À quel âge mon enfant peut-il décider chez quel parent il souhaite vivre ?

À quel âge mon enfant peut-il décider chez quel parent il souhaite vivre ?

En France, un enfant mineur ne peut pas décider de son lieu de résidence. En revanche, sous certaines conditions, il peut demander à être entendu par le juge afin de faire connaître son souhait. Son audition peut également être demandée par l’un des parents.
Si c’est l’enfant qui demande à être entendu, son audition doit intervenir. Si c’est l’un des parents qui le demande, le juge peut refuser d’entendre l’enfant.
Si l’enfant est entendu, pour autant le juge n’est pas obligé de suivre le choix de l’enfant mineur.

En pratique : le mineur capable de discernement

L’article 388–1 du code civil énonce que « dans toute procédure le concernant, le mineur capable de discernement peut, sans préjudice des dispositions prévoyant son intervention ou son consentement, être entendu par le juge ou, lorsque son intérêt le commande, par la personne désignée par le juge à cet effet.
Cette audition est de droit lorsque le mineur en fait la demande. Lorsque le mineur refuse d’être entendu, le juge apprécie le bien-fondé de ce refus. Il peut être entendu seul, avec un avocat ou une personne de son choix. Si ce choix n’apparaît pas conforme à l’intérêt du mineur, le juge peut procéder à la désignation d’une autre personne.
L’audition du mineur ne lui confère pas la qualité de partie à la procédure.
Le juge s’assure que le mineur a été informé de son droit à être entendu et à être assisté par un avocat. »

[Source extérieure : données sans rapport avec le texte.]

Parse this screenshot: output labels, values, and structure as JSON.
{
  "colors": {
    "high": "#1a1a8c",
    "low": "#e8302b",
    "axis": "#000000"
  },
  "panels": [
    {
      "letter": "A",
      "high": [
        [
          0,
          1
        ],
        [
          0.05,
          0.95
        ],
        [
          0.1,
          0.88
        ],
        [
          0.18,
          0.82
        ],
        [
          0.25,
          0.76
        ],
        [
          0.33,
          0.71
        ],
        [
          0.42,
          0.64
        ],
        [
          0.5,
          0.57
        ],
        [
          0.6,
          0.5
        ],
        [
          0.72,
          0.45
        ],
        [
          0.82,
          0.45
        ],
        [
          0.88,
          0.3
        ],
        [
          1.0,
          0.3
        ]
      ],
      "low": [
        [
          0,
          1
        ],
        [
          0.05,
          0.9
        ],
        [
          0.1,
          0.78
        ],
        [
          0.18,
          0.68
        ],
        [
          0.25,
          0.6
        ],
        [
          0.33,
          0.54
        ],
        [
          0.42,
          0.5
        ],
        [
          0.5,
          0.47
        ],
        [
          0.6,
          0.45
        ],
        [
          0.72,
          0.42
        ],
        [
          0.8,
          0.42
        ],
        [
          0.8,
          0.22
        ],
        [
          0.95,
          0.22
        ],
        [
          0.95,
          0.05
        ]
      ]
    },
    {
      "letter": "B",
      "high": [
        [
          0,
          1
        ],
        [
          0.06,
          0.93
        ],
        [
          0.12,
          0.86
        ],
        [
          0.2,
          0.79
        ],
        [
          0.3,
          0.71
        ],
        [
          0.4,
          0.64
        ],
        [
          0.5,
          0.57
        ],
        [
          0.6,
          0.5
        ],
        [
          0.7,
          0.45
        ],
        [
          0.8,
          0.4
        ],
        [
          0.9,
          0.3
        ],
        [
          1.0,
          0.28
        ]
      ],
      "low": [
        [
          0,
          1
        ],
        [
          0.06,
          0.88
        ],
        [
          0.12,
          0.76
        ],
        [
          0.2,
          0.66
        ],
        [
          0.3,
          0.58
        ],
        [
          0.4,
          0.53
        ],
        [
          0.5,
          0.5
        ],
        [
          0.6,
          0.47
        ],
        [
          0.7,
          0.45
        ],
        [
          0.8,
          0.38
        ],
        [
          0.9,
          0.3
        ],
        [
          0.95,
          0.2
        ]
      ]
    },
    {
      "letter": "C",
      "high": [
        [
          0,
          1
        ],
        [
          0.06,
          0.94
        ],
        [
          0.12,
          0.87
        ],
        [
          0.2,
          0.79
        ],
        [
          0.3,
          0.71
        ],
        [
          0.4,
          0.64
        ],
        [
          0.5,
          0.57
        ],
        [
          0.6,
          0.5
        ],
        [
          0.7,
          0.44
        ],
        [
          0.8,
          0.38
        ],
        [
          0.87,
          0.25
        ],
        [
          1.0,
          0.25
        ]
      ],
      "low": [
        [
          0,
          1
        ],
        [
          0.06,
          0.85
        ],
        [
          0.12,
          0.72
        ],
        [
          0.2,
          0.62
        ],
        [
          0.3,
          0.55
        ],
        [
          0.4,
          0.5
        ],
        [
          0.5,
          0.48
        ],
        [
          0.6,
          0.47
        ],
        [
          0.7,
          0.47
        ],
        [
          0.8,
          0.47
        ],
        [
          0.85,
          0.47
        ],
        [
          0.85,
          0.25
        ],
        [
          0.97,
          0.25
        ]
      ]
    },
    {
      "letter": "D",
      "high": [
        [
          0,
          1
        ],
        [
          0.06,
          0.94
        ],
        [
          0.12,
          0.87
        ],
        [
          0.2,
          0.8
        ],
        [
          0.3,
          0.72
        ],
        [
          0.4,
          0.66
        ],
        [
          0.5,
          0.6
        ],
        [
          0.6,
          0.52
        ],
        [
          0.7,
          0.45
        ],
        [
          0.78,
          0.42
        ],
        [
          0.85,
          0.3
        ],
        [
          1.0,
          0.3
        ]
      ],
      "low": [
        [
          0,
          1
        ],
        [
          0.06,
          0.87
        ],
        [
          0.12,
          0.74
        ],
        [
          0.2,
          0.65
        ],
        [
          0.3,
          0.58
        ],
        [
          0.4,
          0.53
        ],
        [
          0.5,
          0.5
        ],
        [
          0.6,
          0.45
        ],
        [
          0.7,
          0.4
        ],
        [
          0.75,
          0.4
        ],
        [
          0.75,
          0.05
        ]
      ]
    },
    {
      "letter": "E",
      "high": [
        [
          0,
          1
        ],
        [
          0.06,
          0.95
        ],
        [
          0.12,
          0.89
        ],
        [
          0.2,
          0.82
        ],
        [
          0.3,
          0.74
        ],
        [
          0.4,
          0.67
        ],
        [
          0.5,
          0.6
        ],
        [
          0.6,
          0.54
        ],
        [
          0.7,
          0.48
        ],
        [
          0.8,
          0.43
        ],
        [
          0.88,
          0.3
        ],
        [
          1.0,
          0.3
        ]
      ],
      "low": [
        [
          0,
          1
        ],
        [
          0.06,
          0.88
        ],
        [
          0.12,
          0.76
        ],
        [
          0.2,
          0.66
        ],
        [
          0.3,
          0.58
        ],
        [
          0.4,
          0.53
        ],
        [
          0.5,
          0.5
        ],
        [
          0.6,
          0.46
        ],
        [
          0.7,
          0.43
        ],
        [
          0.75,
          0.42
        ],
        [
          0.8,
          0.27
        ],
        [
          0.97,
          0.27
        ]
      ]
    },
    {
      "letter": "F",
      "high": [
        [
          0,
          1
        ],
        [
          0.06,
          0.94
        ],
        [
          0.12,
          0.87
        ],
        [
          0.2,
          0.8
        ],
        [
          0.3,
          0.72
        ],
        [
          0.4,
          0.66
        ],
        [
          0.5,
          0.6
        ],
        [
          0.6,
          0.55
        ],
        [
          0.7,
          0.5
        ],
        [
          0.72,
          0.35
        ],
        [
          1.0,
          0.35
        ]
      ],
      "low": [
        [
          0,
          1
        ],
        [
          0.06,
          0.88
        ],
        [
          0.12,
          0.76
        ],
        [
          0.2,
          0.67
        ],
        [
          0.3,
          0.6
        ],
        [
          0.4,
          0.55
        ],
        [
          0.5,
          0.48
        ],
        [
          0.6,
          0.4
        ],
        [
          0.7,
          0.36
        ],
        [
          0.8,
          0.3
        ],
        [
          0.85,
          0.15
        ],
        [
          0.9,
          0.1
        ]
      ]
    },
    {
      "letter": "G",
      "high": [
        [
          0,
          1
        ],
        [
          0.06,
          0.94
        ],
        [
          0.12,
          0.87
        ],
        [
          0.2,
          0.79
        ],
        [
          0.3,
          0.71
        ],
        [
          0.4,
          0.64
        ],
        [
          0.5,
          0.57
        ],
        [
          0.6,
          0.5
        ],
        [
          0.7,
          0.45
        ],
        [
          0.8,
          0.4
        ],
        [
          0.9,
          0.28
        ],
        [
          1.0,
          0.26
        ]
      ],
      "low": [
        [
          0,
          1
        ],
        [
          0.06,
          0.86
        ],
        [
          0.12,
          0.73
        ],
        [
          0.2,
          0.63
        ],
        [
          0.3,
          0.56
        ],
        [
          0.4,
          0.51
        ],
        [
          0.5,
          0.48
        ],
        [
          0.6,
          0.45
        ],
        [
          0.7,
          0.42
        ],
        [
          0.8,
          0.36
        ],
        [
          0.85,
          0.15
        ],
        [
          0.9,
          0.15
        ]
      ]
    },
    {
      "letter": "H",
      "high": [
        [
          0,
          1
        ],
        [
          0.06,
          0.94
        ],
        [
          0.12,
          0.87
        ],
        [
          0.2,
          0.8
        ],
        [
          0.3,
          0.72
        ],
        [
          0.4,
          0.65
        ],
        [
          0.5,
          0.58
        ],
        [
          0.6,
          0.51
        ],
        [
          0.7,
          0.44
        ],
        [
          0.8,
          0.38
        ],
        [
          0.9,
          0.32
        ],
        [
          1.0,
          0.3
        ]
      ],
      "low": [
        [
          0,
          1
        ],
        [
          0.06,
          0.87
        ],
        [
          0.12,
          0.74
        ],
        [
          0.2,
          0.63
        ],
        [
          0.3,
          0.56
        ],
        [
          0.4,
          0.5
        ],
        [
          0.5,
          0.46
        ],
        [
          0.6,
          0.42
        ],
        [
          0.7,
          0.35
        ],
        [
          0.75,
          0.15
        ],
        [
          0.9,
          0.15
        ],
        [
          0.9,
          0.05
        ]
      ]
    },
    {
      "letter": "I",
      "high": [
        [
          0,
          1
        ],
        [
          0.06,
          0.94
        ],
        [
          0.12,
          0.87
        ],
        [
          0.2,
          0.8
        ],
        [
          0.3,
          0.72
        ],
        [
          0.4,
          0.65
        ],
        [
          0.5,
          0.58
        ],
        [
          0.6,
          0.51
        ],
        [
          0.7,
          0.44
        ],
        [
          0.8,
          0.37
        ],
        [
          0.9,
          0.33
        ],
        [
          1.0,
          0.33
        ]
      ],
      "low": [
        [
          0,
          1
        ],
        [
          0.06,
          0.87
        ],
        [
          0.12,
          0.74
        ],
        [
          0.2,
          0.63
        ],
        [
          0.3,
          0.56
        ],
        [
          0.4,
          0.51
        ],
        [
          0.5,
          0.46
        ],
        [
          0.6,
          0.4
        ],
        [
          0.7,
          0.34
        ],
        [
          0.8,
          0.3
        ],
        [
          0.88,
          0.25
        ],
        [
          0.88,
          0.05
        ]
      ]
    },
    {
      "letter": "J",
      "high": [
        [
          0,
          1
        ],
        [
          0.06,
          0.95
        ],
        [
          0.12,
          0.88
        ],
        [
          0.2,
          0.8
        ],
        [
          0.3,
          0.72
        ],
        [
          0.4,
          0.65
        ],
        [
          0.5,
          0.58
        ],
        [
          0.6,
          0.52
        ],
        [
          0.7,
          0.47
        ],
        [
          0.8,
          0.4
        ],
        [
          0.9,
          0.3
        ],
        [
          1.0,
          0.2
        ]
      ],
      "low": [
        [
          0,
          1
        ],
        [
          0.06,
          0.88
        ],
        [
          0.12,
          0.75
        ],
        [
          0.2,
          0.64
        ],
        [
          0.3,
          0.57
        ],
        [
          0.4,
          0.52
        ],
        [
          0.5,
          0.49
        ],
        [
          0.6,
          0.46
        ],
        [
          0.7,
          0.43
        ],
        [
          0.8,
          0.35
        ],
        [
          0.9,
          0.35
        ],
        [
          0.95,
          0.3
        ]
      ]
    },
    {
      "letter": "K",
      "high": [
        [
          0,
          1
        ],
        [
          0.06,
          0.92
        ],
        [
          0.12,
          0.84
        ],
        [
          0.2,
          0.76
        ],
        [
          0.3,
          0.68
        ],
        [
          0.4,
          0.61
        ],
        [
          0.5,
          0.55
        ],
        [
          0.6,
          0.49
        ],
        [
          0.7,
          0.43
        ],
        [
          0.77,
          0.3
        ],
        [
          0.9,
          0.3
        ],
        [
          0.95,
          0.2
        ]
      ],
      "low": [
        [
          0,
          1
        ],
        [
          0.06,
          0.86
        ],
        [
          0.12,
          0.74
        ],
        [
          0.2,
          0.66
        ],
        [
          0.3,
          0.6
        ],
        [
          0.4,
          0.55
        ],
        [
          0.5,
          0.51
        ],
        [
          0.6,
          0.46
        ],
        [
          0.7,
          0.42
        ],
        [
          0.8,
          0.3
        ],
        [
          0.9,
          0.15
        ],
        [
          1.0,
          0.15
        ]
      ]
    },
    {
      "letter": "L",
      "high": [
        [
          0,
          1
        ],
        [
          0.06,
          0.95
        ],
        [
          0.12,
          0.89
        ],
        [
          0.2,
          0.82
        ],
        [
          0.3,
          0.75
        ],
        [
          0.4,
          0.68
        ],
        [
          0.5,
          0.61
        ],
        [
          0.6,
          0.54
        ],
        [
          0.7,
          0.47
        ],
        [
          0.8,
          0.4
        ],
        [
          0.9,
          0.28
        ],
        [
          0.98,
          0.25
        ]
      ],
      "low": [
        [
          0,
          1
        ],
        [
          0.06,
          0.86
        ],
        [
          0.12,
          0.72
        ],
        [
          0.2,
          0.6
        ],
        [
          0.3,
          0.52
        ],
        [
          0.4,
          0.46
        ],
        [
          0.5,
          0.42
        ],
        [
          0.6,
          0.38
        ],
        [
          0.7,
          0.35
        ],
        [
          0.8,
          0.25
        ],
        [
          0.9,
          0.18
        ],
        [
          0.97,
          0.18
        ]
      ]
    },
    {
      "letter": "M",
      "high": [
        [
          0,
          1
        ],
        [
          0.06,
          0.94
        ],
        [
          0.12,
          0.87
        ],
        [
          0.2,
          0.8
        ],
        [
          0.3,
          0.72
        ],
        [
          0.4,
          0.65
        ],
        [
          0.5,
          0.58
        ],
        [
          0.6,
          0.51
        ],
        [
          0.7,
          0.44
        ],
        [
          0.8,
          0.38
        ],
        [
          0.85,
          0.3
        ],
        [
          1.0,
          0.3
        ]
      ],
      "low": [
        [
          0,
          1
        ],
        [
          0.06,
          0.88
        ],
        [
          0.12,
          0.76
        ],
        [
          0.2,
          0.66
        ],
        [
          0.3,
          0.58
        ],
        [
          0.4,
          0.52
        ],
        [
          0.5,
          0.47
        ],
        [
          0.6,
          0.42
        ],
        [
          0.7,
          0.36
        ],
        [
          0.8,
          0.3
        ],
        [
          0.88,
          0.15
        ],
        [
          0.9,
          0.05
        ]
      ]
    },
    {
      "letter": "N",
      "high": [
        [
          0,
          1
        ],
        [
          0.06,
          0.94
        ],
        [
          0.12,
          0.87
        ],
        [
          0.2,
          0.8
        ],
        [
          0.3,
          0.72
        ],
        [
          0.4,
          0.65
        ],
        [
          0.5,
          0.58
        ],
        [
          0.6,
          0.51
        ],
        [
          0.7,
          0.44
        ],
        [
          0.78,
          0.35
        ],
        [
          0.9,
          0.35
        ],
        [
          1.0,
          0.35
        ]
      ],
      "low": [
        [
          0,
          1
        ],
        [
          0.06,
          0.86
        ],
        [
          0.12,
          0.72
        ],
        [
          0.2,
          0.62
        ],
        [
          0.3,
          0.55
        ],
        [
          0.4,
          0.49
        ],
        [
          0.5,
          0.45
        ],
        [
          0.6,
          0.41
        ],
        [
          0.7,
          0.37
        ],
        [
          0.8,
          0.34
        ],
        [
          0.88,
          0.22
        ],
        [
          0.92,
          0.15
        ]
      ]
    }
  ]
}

L’enfant doit être informé…

Ainsi, dans le cadre d’une procédure concernant la fixation ou le changement du lieu où il habite (divorce ou simple séparation des parents), l’enfant doit être informé de ce qu’il peut demander à être entendu.
Dans le cadre de l’audition devant le juge, l’enfant peut bénéficier d’un avocat.
L’enfant doit alors d’abord s’entretenir en rendez-vous avec l’avocat choisi ou désigné.
L’avocat de l’enfant devra alors déterminer si :

  • une procédure est actuellement en cours ou envisagée par l’un des parents
  • l’enfant souhaite effectivement être entendu
  • l’enfant présente le discernement suffisant c’est-à-dire s’il est capable d’exprimer clairement son avis sans risque de pression de l’un ou l’autre de ses parents

 

Quels sont les critères ?

Il n’y a donc pas de critère d’âge mais plutôt une appréciation de la maturité de l’enfant. À Rouen par exemple, l’audition des enfants de moins de 10 ans est rarement pratiquée.
Si ces conditions sont remplies, alors l’avocat pourra demander dans le cadre de la procédure en cours l’audition de l’enfant.
Une date est fixée afin qu’il soit procédé à l’audition de l’enfant en présence du juge et de son avocat.
Les parents n’assistent pas l’audition.
Un procès-verbal de l’audition de l’enfant est rédigé est transmis aux avocats des parents.
Ce procès-verbal n’est pas transmis aux parents, ce sont leurs avocats qui doivent leur donner connaissance des déclarations de l’enfant.
Le procès-verbal d’audition constitue une pièce dans le dossier.
Le juge prend sa décision après examen de ce procès-verbal mais également des autres pièces du dossier.
Pour fixer le lieu de résidence, le juge prendra en considération l’intérêt de l’enfant.
Ainsi, par exemple, un enfant peut dire vouloir aller vivre chez son père (ou sa mère) parce qu’il peut sortir le soir en semaine et se coucher très tard. Bien évidemment, le juge pourra alors considérer que, pour un enfant suivant une scolarité, il n’est pas de son intérêt d’avoir un tel rythme de vie.

L’audition de l’enfant peut également intervenir dans le cadre d’une enquête sociale ou d’une expertise ou de tout autre mesure d’instruction décidée par le juge.